Tips For Turning Dull Wheels Bright Again

Brake dust is a nuisance for anyone who values the look of their wheels. The black powder clings to rims and can cause long-term damage if neglected.

“Brake dust is a constant annoyance, especially if you have attractive wheels and like showing them off,” said Brad Bergholdt, an instructor of automotive technology at Evergreen Valley College in San Jose, Calif. “On top of that, the dust is corrosive--so it’s a problem even if a vehicle’s appearance isn’t something you obsess over.”

Microscopic particles of brake lining flake off every time you stop the car. Left attended, the dust congeals into a viscous sludge on the wheels that traps moisture and feasts on the finish.

Water alone won’t remove the filth from wheels. Even the soap used to wash the car won’t completely cut through the grime.

Specially formulated wheel cleaners cut the grease and reduce the amount of elbow grease required to restore the look, but it’s vital to read the label and ensure it’s something that won’t damage the wheel's finish, Bergholdt said.

Applying a spray wax creates a barrier that hampers the dust’s ability to cling to the wheel for a little while. Rags and specially designed brushes work wonders, so long as they aren’t used on other finishes such as the glass, paint or upholstery.

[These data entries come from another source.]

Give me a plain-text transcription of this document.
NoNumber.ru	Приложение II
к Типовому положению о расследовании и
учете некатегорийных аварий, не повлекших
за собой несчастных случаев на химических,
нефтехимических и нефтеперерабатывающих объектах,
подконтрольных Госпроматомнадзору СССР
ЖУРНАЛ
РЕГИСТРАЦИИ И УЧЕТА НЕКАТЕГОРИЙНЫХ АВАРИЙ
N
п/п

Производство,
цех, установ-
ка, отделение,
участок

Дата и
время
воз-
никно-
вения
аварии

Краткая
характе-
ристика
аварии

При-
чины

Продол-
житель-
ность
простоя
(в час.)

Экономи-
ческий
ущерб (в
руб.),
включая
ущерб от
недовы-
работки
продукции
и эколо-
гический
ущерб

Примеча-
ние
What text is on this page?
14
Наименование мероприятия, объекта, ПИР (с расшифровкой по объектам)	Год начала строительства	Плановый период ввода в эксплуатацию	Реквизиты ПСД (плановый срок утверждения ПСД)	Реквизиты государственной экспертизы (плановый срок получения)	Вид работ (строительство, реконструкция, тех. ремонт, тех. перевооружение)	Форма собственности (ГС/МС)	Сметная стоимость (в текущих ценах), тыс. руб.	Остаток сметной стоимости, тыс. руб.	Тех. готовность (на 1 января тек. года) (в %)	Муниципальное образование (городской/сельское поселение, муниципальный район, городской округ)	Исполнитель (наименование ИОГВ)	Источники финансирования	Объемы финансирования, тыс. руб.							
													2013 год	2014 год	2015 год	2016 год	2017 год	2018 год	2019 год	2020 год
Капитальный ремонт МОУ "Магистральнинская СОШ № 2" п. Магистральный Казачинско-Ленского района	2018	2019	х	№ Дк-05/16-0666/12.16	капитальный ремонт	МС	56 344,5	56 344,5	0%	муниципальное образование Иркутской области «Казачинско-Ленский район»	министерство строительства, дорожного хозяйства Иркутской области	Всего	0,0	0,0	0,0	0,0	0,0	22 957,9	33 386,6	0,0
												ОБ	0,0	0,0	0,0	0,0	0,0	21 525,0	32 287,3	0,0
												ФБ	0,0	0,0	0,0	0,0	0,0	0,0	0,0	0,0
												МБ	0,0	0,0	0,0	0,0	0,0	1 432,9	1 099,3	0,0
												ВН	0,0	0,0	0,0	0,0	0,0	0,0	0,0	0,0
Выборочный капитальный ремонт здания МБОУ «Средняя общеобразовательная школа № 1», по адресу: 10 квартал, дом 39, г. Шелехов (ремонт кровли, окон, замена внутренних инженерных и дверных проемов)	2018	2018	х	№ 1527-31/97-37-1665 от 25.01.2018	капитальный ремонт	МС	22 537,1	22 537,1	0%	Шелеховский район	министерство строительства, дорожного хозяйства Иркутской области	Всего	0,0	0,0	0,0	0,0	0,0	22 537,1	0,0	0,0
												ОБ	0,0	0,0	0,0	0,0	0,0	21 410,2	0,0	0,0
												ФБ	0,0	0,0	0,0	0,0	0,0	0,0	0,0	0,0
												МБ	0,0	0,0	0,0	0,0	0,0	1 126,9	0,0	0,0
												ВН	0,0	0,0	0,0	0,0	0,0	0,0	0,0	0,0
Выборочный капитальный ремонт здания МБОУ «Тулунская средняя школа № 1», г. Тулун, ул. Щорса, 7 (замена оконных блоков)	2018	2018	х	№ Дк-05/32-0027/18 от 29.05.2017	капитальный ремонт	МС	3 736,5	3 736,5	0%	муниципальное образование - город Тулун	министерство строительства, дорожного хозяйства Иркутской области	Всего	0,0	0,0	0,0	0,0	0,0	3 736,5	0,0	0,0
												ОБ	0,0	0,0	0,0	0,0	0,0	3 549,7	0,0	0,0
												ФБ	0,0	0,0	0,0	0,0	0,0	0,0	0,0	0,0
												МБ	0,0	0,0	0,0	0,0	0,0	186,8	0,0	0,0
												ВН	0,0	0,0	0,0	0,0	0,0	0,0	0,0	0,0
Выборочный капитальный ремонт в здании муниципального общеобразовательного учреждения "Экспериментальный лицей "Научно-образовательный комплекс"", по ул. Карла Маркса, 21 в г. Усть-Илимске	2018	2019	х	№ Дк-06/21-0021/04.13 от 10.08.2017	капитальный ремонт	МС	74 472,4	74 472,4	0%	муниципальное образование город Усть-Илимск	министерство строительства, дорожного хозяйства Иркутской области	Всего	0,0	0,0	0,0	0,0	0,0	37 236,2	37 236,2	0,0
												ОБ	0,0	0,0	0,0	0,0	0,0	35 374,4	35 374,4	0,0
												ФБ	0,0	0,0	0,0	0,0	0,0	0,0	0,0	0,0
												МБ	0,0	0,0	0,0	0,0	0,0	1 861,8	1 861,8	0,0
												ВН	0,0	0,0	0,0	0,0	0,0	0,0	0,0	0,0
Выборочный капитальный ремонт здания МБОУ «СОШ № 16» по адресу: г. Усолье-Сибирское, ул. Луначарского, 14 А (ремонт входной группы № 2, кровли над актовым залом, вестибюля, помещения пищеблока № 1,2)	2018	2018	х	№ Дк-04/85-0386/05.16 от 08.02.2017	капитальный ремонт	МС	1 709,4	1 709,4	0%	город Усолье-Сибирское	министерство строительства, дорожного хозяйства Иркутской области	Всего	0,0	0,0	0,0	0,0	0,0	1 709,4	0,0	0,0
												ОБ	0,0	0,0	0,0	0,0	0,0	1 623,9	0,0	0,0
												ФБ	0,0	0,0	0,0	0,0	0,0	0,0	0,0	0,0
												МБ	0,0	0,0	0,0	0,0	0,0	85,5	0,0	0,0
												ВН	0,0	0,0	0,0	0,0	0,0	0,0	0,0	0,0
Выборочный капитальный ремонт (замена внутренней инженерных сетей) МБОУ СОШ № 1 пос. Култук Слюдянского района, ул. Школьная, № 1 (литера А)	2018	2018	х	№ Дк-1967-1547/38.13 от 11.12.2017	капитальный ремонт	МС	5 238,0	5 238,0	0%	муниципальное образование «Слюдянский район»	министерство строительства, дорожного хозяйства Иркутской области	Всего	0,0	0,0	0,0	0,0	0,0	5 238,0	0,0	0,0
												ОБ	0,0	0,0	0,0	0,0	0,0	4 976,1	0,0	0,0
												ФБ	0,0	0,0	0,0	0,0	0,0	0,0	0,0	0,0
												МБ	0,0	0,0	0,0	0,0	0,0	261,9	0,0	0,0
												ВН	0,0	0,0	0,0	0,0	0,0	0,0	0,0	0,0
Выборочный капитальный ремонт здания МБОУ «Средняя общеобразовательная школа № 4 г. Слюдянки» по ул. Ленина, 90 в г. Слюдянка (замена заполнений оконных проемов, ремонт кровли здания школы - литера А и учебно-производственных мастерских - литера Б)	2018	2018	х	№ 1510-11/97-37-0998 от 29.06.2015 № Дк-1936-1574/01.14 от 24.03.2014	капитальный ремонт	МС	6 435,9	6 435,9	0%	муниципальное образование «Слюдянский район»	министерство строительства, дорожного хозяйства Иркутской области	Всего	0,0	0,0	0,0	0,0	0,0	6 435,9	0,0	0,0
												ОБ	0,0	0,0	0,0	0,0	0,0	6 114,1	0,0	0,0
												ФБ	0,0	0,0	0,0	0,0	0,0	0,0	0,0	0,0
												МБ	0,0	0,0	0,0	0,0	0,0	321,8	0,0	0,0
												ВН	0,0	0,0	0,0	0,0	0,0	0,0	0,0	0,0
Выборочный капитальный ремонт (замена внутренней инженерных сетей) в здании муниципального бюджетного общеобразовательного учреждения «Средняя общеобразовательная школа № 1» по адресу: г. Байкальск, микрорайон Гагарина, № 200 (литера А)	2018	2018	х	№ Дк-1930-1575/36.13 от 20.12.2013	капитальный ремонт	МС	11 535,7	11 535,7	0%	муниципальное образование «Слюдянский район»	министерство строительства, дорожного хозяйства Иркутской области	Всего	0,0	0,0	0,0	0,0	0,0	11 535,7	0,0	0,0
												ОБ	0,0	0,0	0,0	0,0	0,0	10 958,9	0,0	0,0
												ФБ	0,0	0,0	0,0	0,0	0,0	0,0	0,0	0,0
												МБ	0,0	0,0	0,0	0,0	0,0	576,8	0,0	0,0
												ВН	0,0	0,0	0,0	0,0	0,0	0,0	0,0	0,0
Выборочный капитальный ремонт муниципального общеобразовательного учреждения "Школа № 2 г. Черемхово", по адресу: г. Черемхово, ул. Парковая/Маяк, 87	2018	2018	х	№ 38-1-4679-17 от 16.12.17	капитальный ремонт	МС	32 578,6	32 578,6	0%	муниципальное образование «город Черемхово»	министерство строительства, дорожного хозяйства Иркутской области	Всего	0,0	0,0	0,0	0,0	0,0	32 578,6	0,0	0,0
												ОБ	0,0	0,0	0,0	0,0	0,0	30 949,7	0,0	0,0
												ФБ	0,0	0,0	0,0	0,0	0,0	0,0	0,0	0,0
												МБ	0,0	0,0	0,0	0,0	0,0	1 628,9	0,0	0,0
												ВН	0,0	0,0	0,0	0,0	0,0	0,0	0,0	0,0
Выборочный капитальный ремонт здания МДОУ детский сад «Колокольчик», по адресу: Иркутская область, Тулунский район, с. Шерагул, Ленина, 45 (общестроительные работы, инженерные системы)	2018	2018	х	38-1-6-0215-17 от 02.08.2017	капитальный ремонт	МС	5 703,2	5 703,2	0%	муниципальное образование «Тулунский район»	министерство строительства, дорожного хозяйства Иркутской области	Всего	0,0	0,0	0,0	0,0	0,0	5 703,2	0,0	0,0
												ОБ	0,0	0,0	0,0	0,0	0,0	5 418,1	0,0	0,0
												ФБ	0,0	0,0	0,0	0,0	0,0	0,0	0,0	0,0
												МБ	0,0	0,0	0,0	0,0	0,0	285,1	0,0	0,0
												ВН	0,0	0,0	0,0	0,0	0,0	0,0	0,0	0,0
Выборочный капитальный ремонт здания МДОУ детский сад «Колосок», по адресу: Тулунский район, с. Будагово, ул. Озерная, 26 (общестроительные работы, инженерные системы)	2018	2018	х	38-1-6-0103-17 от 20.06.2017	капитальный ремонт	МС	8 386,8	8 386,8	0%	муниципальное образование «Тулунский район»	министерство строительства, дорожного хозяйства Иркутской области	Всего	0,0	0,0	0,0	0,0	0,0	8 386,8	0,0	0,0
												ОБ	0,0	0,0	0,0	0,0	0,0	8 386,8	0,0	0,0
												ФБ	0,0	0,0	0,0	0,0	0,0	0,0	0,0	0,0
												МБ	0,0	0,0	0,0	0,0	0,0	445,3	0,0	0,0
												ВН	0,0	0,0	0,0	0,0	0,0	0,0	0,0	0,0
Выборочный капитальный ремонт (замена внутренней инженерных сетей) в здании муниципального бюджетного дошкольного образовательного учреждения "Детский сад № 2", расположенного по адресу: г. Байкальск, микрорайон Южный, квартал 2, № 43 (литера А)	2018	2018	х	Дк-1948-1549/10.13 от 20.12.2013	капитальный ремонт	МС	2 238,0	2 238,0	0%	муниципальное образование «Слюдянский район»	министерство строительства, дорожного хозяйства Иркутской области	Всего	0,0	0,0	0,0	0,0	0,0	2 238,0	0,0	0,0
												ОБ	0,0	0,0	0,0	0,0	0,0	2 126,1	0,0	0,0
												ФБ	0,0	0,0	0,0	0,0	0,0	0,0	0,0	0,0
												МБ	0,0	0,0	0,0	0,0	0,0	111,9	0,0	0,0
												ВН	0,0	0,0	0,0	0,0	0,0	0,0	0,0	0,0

Microscopic particles of brake lining flake off every time you stop the car. Dust congeals into a viscous sludge on the wheels that traps moisture and damages wheel finishes.

Bergholdt offered the following thoughts on the causes brake dust:

  • Water alone won’t remove filth from wheels. Even car wash soap won’t completely cut through the grime.
     
  • Specially formulated wheel cleaners cut the grease and reduce effort required to restore shine. Make sure to read the label and ensure it’s something that won’t damage the wheel's finish.
     
  • Applying spray wax to create a barrier between brake dust and the wheel itself.
     
  • Use microfiber towels and brushes designed specifically for wheels.
     
  • Never re-use wheel tools or towels on other finishes such as the glass, paint or upholstery. Corrossive particles from wheels can permanently damage vehicle surfaces.

What causes brake dust?

  • As brake pads wear down, microscopic particles flake off and cling to whatever they touch. That dust is especially corrosive to a wheel's finish and can cause permanent pitting and staining.
     
  • Drum brakes are commonly used on rear wheels and use pads contained within a cap-shaped cylinder. As a result, most but not all of the brake dust gets trapped inside the drum.
     
  • Front wheels on most vehicles use disc brake technology, although manufacturers now use them for rear wheels on a variety of sedans and compact SUVs. Since they are not contained in a cylinder, disc brakes create the most deposits of dust directly onto wheels. 
     
  • High performance brake pads offer the best stopping ability but generally create more dust and offer a shorter lifespan.